Einen „unfassbaren Eingriff“ und eine „Unverschämtheit“ nannte Ute Auer von der Bochumer Beratungsstelle für Arbeitslose einen Entscheid des Kölner Landgerichts. Per einstweiliger Verfügung hatte das Gericht der Westdeutschen Lotterie vorerst verboten, Sportwetten an Hartz-IV-Empfänger zu verkaufen.

Beantragt hatte die einstweilige Verfügung der private Sportwetten-Anbieter Tipico mit Sitz auf Malta. Deren Vorwurf, Westlotto habe gegen das Gesetz gegen unlauteren Wettbewerb und den seit 2008 bestehenden Glücksspielstaatsvertrag verstoßen, bewertete das Gericht als glaubhaft.

Im Glücksspielstaatsvertrag ist unter anderem der Schutz von Personen, die „...ihren finanziellen Verpflichtungen nicht nachkommen oder Spieleinsätze riskieren, die in keinem Verhältnis zu ihrem Einkommen oder Vermögen stehen“ festgehalten. Im Fall einer Zuwiderhandlung droht West Lotto ein Ordnungsgeld in Höhe von 250.000 Euro.

Empörung im Internet

In ersten Reaktionen hatten sich Hartz-IV-Empfänger in Internetforen empört geäußert, das Erwerblosen Forum Deutschland rief zu öffentlichen „Outing“-Aktionen auf, „um das Ganze ad absurdum zu führen“, wie Martin Behrsing vom Erwerblosen Forum mitteilte. „Hier wird Hartz-IV-Empfängern unterstellt, sie könnten nicht mit ihrem Geld umgehen!“, zeigte er sich erbost.

Doch erstens geht es in der Gerichtsverfügung nur um Sportwetten, das normale „6 aus 49“-Lotto bleibt davon unberührt. Und der Käufer selbst bleibt im Fall einer getätigten Wette unbelangt.

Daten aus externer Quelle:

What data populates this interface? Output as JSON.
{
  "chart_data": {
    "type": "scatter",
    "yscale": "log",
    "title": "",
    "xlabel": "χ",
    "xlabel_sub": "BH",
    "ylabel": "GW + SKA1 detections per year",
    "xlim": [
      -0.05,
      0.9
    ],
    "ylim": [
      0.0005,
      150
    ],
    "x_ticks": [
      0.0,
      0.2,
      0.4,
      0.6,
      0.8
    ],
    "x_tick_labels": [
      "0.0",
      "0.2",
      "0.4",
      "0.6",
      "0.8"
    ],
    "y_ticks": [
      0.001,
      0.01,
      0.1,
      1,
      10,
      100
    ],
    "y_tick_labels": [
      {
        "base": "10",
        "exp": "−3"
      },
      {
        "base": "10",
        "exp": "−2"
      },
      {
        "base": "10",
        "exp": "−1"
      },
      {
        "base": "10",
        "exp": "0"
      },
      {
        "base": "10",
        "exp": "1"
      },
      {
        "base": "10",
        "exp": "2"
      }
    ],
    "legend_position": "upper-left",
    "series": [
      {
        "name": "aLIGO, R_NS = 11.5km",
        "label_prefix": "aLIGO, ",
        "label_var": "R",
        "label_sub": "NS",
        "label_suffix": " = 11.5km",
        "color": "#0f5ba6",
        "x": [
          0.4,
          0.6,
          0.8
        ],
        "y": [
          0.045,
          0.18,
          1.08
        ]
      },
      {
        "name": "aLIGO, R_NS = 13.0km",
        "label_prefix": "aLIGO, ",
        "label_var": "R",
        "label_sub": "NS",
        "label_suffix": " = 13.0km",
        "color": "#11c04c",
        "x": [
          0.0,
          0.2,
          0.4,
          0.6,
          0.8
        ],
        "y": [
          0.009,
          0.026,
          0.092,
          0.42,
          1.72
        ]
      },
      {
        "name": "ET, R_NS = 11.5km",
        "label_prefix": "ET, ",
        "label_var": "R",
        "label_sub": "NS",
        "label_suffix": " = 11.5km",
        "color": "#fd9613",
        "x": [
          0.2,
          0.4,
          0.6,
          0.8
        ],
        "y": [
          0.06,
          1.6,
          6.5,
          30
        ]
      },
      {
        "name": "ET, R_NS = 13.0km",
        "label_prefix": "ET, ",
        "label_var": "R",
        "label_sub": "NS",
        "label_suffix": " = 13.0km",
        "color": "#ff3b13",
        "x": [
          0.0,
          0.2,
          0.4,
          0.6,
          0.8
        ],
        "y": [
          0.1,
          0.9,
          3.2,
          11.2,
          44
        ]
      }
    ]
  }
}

Landgericht gibt Entwarnung

Dr. Dirk Eßer, Pressesprecher des Landgerichts Köln gibt Entwarnung: „Die Beweislast liegt in diesem Fall beim Antragsteller. Auch eine Nachforschungspflicht seitens des Verkäufers besteht nicht.“ Nur bei Bekanntsein eines Grundes für eine sogenannte Fremdsperre habe der Wettverkäufer die Pflicht einzuschreiten.

Ein Beispiel: Ein bekanntermaßen mittelloser Mann bittet den Kioskbesitzer, keine Wetten mehr von seiner spielsüchtigen und ebenfalls verarmten Ehefrau anzunehmen. In dieser Situation müsse der Kioskbesitzer eine Wettannahme verweigern. Im Fall eines Gewinns muss der wettfreudige Hartz-IV-Bezieher übrigens auch nicht fürchten, den Gewinn nicht ausgezahlt zu bekommen: „Die Gewinnauszahlung wird nicht in Frage gestellt.“, betont das Landgericht Köln.